Dante by Marco Santagata

Dante by Marco Santagata

autore:Marco Santagata
La lingua: ita
Format: azw3, mobi, epub
Tags: italiana, Contemporanea, General, Saggi, Biography & Autobiography, Letteratura
ISBN: 9788852028335
editore: Edizioni Mondadori
pubblicato: 2012-08-27T22:00:00+00:00


Un ghibellino a oltranza

Dopo l’udienza Dante si sarà trattenuto presso la corte? Se sì, per quanto tempo? Se no, dove si sarà diretto? È improbabile che sia ritornato a Forlì: i vicari di Roberto d’Angiò controllavano strettamente la Romagna e lui, non si dimentichi, era uno sbandito costantemente a rischio di morte. Risulta invece con certezza che tra il marzo e il maggio 1311 si trova nel Casentino.

Da lì fa partire due epistole-manifesto indirizzate, la prima, agli «scelleratissimi fiorentini» (scelestissimis Florentinis), la seconda, a Enrico di Lussemburgo. La prima è datata «31 marzo, sui confini della Toscana (in finibus Tuscie), alle fonti dell’Arno (sub fontem Sarni), nel primo anno della faustissima discesa del Cesare Enrico in Italia»;113 la seconda, «17 aprile, in Toscana, presso le sorgenti dell’Arno, nel primo anno del faustissimo viaggio dell’imperatore Enrico in Italia».114 Entrambe le epistole sono violentemente antifiorentine. Questo, unito a considerazioni di tipo geografico, è il principale motivo per escludere che esse siano state scritte e spedite, come spesso viene affermato, dal castello di Poppi dei Guidi di Battifolle. Poppi non è vicina alle sorgenti dell’Arno, anzi, ne dista parecchi chilometri; vicino, invece, e collocato proprio al di sotto delle sorgenti del Falterona, non lontano dal crinale, cioè dal confine romagnolo (in finibus), è il castello di Porciano dei Guidi di Modigliana. Mentre da un castello dei Battifolle Dante non avrebbe potuto diffondere epistole di quel tenore, nel ghibellino Porciano non avrebbe avuto simili preoccupazioni.

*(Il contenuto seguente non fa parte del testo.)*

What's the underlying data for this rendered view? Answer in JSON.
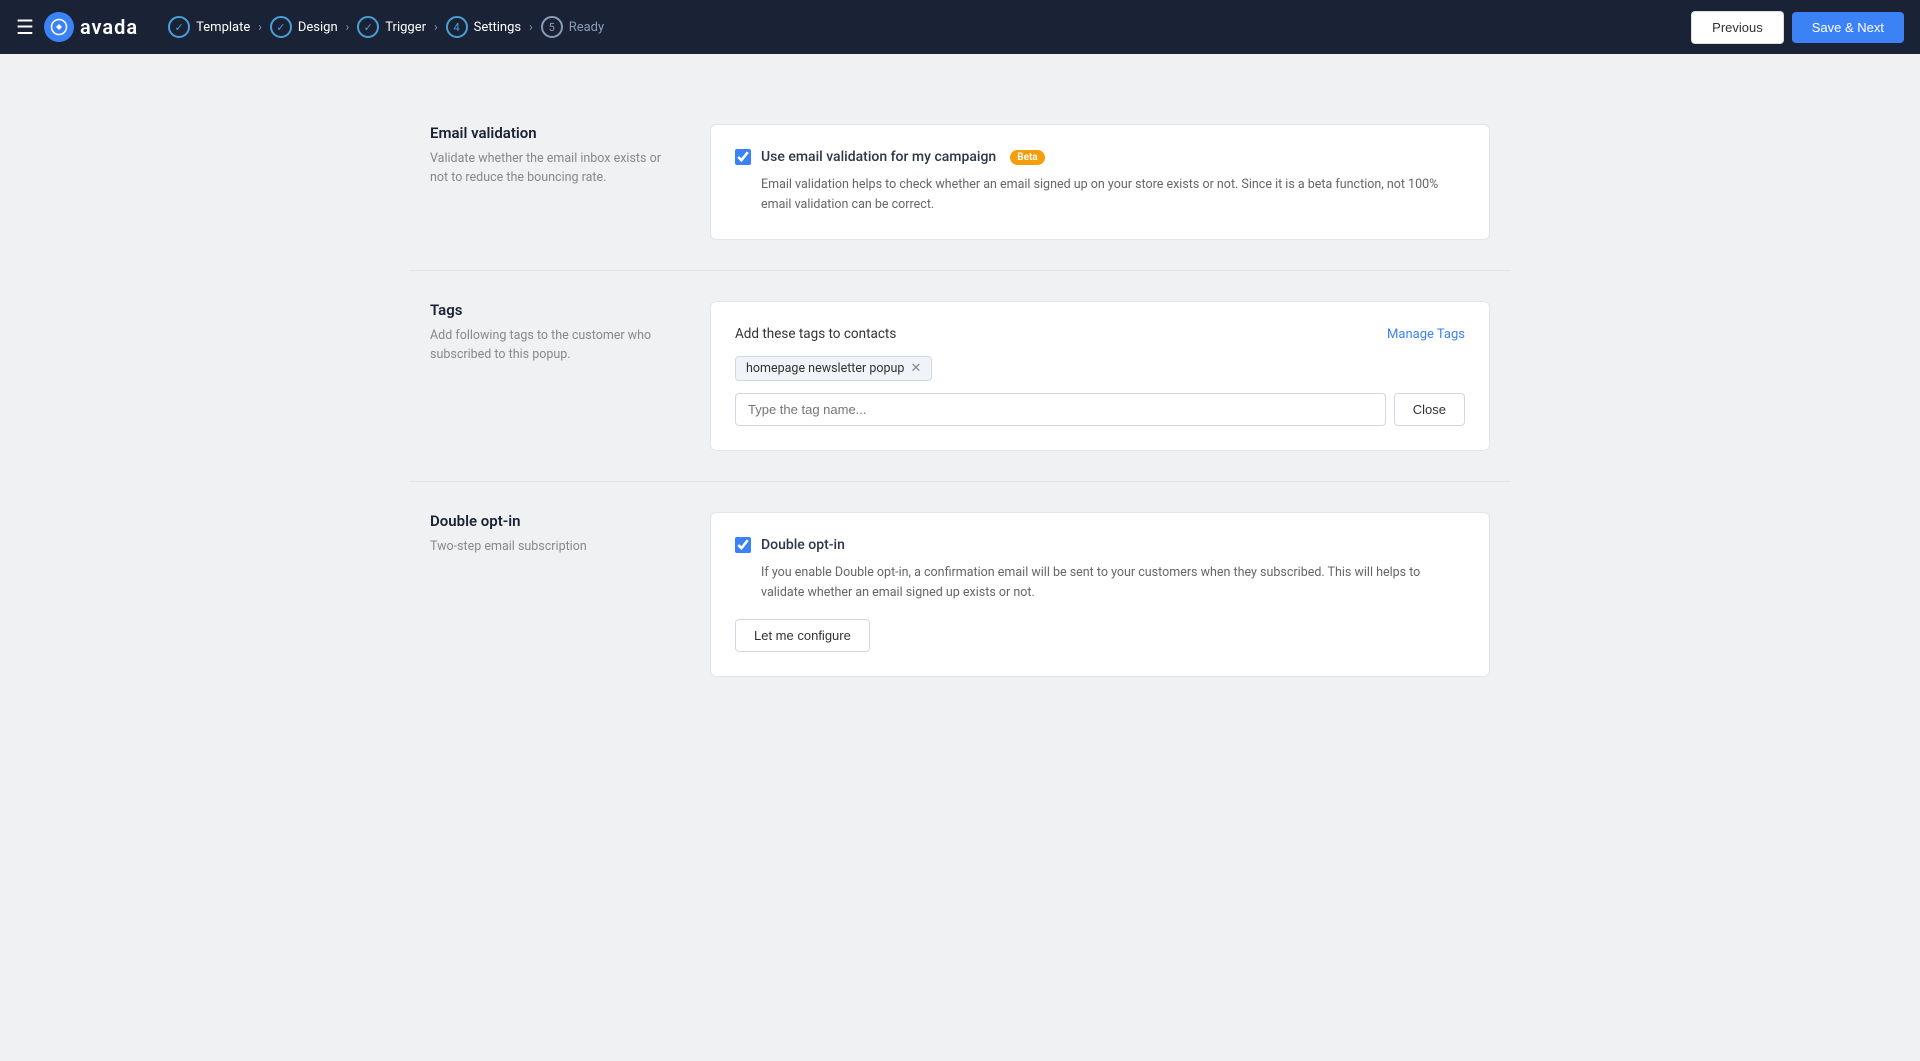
{
  "header": {
    "logo_text": "avada",
    "hamburger_label": "☰",
    "breadcrumb": [
      {
        "id": "template",
        "label": "Template",
        "type": "check",
        "step": null
      },
      {
        "id": "design",
        "label": "Design",
        "type": "check",
        "step": null
      },
      {
        "id": "trigger",
        "label": "Trigger",
        "type": "check",
        "step": null
      },
      {
        "id": "settings",
        "label": "Settings",
        "type": "number",
        "step": "4"
      },
      {
        "id": "ready",
        "label": "Ready",
        "type": "number",
        "step": "5"
      }
    ],
    "btn_previous": "Previous",
    "btn_save_next": "Save & Next"
  },
  "sections": {
    "email_validation": {
      "title": "Email validation",
      "description": "Validate whether the email inbox exists or not to reduce the bouncing rate.",
      "checkbox_label": "Use email validation for my campaign",
      "beta_badge": "Beta",
      "checked": true,
      "detail_text": "Email validation helps to check whether an email signed up on your store exists or not. Since it is a beta function, not 100% email validation can be correct."
    },
    "tags": {
      "title": "Tags",
      "description": "Add following tags to the customer who subscribed to this popup.",
      "header_label": "Add these tags to contacts",
      "manage_tags_label": "Manage Tags",
      "tag_chip_label": "homepage newsletter popup",
      "input_placeholder": "Type the tag name...",
      "btn_close_label": "Close"
    },
    "double_optin": {
      "title": "Double opt-in",
      "description": "Two-step email subscription",
      "checkbox_label": "Double opt-in",
      "checked": true,
      "detail_text": "If you enable Double opt-in, a confirmation email will be sent to your customers when they subscribed. This will helps to validate whether an email signed up exists or not.",
      "btn_configure_label": "Let me configure"
    }
  }
}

Il tono quasi profetico e lo stile apocalittico delle epistole non devono impedire di cogliere quanto esse siano saldamente riferite a concreti e attuali problemi politici. A scrivere non è un Dante profeta solitario, ma un Dante che interpreta il pensiero di un intero schieramento e agisce in accordo con esso.

Enrico intendeva imporre alla Tuscia e alla Lombardia una riaffermazione di diritti imperiali che non fosse solamente formale, limitata cioè ad atti d’ossequio e al pagamento di qualche tributo, senza intaccare le autonomie conquistate dalle città comunali o tiranniche in un paio di secoli di lotte. Tutt’altro. Egli coltivava un disegno, ben chiaro ai fiorentini, di vera restaurazione. La sostituzione dei magistrati eletti con vicari che rispondevano direttamente a lui lo dimostrava. Ancor più intollerabile, soprattutto per Firenze, capitale finanziaria grazie al fiorino, era il progetto di riforma monetaria al quale stavano lavorando i giuristi imperiali. Comunque si fosse realizzato (e decreti in merito sarebbero stati emessi nell’agosto 1311), il progetto di coniare monete imperiali in luogo di quelle correnti avrebbe arrecato un colpo durissimo all’economia fiorentina. Il problema più spinoso in assoluto, però, era quello dei diritti che le città si erano arrogati e della prescrizione di quelli imperiali.

Le città dell’Italia centro-settentrionale si erano espanse impadronendosi, o con transazioni economiche o, più spesso, con la forza, di castelli, torri, borghi rurali, feudi immediatamente soggetti all’impero. Dal punto di vista giuridico erano azioni illegittime e prevaricatrici: i feudatari e gli altri detentori di quei diritti soppressi avevano subito una sopraffazione (tanto più che, se resistevano, venivano considerati ribelli o, addirittura, banditi di strada).